Escrever crônica era um passo para se chegar a um romance. Esse
fenômeno de hibridismo, isto é, a crônica ou folhetim desdobrada em
romance, mas deixando transparecer as suas características, seja no
estilo nervoso do escritor, seja no entrecho de um ou outro capítulo,
tornou-se mais ou menos comum naquela altura do século. Para isso
concorreu naturalmente a circunstância de que ambos os gêneros iam
convergir nos jornais sob o mesmo título geral de folhetim
(COUTINHO, 1999, p. 125).
Em “Imagens de Paris nos trópicos”, Angela F. Perricone Pastura (2014) mostra
alguns dos principais vetores que trouxeram o flâneur para o Rio de janeiro, importado
de Paris, no contexto do conceito propagado por Charles Baudelaire e Walter Benjamin
– do transeunte para quem a rua não é um lugar de passagem, mas de vida, observação e
prazer. A autora fala sobre a força do flâneur na engenharia urbana, bem como sobre a
influência da cultura francesa na elite carioca no século XIX , assim como a sua força na
imprensa, por exemplo (cita o caso do cronista João do Rio, apreciador da cultura, da
27
moda e da vida social francesa), a disseminação da cultura francesa nas escolas, a atração
exercida pelo idioma.
João do Rio, sobre quem já falamos no texto introdutório deste capítulo, ou Paulo
Barreto, jornalista e escritor, levou o conceito do flâneur para as redações, tirando o
repórter de dentro da redação e o levando para as ruas. “Com ele, a crônica deixa de ser
o registro amiudado do cotidiano ou laboratório narrativo do romancista para se
transformar em algo independente: a reportagem, o inquérito”, analisa Raul Antelo (apud
PASTURA, 2014, p. 13). Focado no que se fazia e acontecia na Europa, nosso flâneur
carioca produz os seus escritos “para uma cidade que ingressava na modernidade”,
considera Pastura, que continua:
Tentar compreendê-lo é evidenciar as suas contradições: de um lado, o
repórter nas ruas, que retrata as misérias populares, e, de outro, o povo
humilde que nelas vivia, e o cronista de um mundo chic, da parte
refinada da sociedade, em textos publicados na coluna “O
Cinematógrafo” da Gazeta de Notícias, ou nas crônicas mundanas no
Pall-Mall do Rio (PASTURA, 2014, p.13).
Mas, segundo Pastura, ele soube muito bem escrever para todas as pessoas, dos
miseráveis das ruas às camadas chiques da sociedade.
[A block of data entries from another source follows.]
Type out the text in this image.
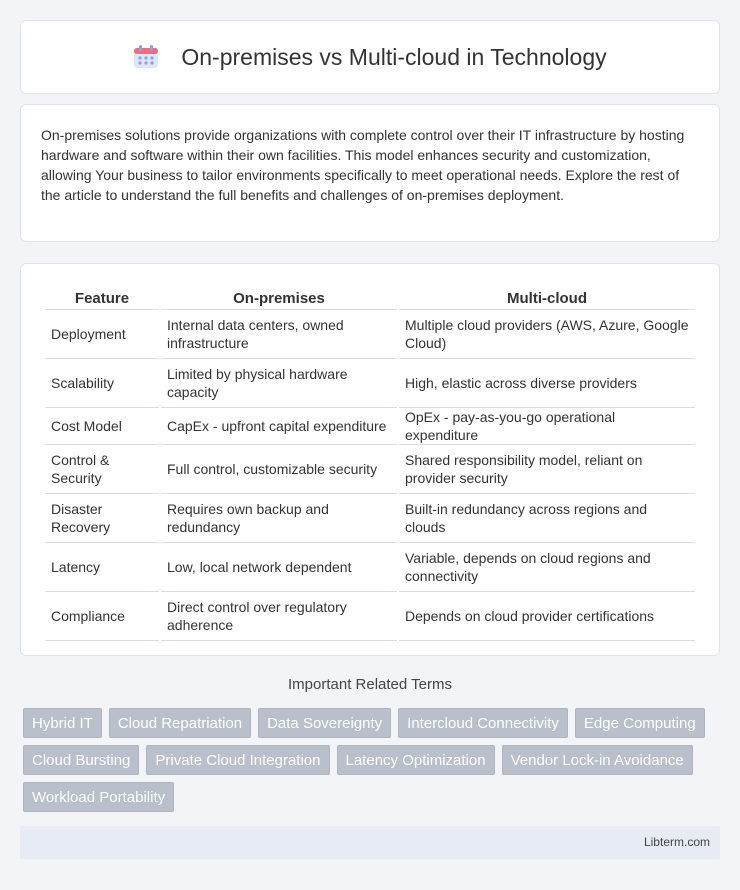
On-premises vs Multi-cloud in Technology

On-premises solutions provide organizations with complete control over their IT infrastructure by hosting hardware and software within their own facilities. This model enhances security and customization, allowing Your business to tailor environments specifically to meet operational needs. Explore the rest of the article to understand the full benefits and challenges of on-premises deployment.

Feature	On-premises	Multi-cloud
Deployment	Internal data centers, owned infrastructure	Multiple cloud providers (AWS, Azure, Google Cloud)
Scalability	Limited by physical hardware capacity	High, elastic across diverse providers
Cost Model	CapEx - upfront capital expenditure	OpEx - pay-as-you-go operational expenditure
Control & Security	Full control, customizable security	Shared responsibility model, reliant on provider security
Disaster Recovery	Requires own backup and redundancy	Built-in redundancy across regions and clouds
Latency	Low, local network dependent	Variable, depends on cloud regions and connectivity
Compliance	Direct control over regulatory adherence	Depends on cloud provider certifications
Important Related Terms
Hybrid IT	Cloud Repatriation	Data Sovereignty	Intercloud Connectivity	Edge Computing
Cloud Bursting	Private Cloud Integration	Latency Optimization	Vendor Lock-in Avoidance
Workload Portability
Libterm.com
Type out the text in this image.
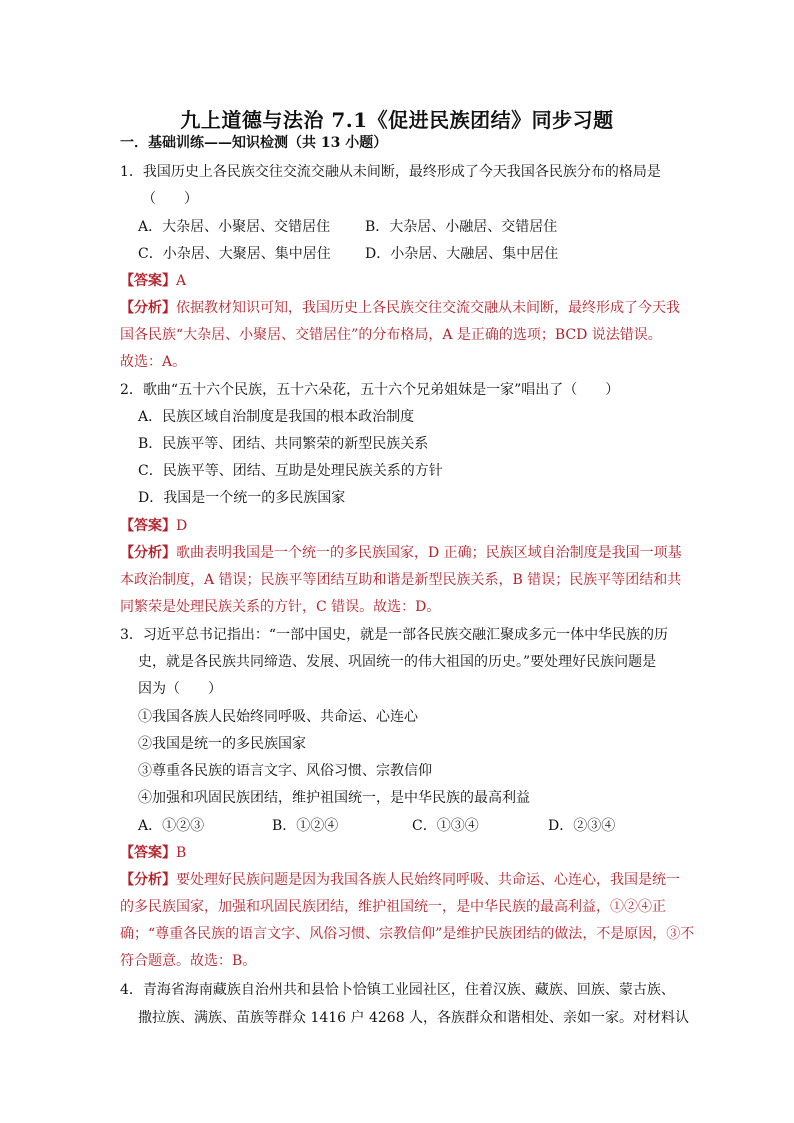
九上道德与法治 7.1《促进民族团结》同步习题
一．基础训练——知识检测（共 13 小题）
1．我国历史上各民族交往交流交融从未间断，最终形成了今天我国各民族分布的格局是
（　　）
A．大杂居、小聚居、交错居住 B．大杂居、小融居、交错居住
C．小杂居、大聚居、集中居住 D．小杂居、大融居、集中居住
【答案】A
【分析】依据教材知识可知，我国历史上各民族交往交流交融从未间断，最终形成了今天我
国各民族“大杂居、小聚居、交错居住”的分布格局，A 是正确的选项；BCD 说法错误。
故选：A。
2．歌曲“五十六个民族，五十六朵花，五十六个兄弟姐妹是一家”唱出了（　　）
A．民族区域自治制度是我国的根本政治制度
B．民族平等、团结、共同繁荣的新型民族关系
C．民族平等、团结、互助是处理民族关系的方针
D．我国是一个统一的多民族国家
【答案】D
【分析】歌曲表明我国是一个统一的多民族国家，D 正确；民族区域自治制度是我国一项基
本政治制度，A 错误；民族平等团结互助和谐是新型民族关系，B 错误；民族平等团结和共
同繁荣是处理民族关系的方针，C 错误。故选：D。
3．习近平总书记指出：“一部中国史，就是一部各民族交融汇聚成多元一体中华民族的历
史，就是各民族共同缔造、发展、巩固统一的伟大祖国的历史。”要处理好民族问题是
因为（　　）
①我国各族人民始终同呼吸、共命运、心连心
②我国是统一的多民族国家
③尊重各民族的语言文字、风俗习惯、宗教信仰
④加强和巩固民族团结，维护祖国统一，是中华民族的最高利益
A．①②③	B．①②④	C．①③④	D．②③④
【答案】B
【分析】要处理好民族问题是因为我国各族人民始终同呼吸、共命运、心连心，我国是统一
的多民族国家，加强和巩固民族团结，维护祖国统一，是中华民族的最高利益，①②④正
确；“尊重各民族的语言文字、风俗习惯、宗教信仰”是维护民族团结的做法，不是原因，③不
符合题意。故选：B。
4．青海省海南藏族自治州共和县恰卜恰镇工业园社区，住着汉族、藏族、回族、蒙古族、
撒拉族、满族、苗族等群众 1416 户 4268 人，各族群众和谐相处、亲如一家。对材料认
Fixados em traços gerais, reunidos em crônicas, reportagens e livros, é
possível se desvendar a alma do Rio da época. Especialmente nos textos
de crônicas que deixou que podem ser vistas na Biblioteca Nacional do
Rio de janeiro; sobretudo por inserirem-se num gênero híbrido de
documento e literatura, permitem perceber o efêmero do cotidiano
urbano, que ele fixa. Sua crônica mimetiza o flâneur textual, a exemplo
de “A Rua”, texto que flana ao dirigir-se o olhar para a vida urbana
carioca e seus signos (PASTURA, 2014, p. 17).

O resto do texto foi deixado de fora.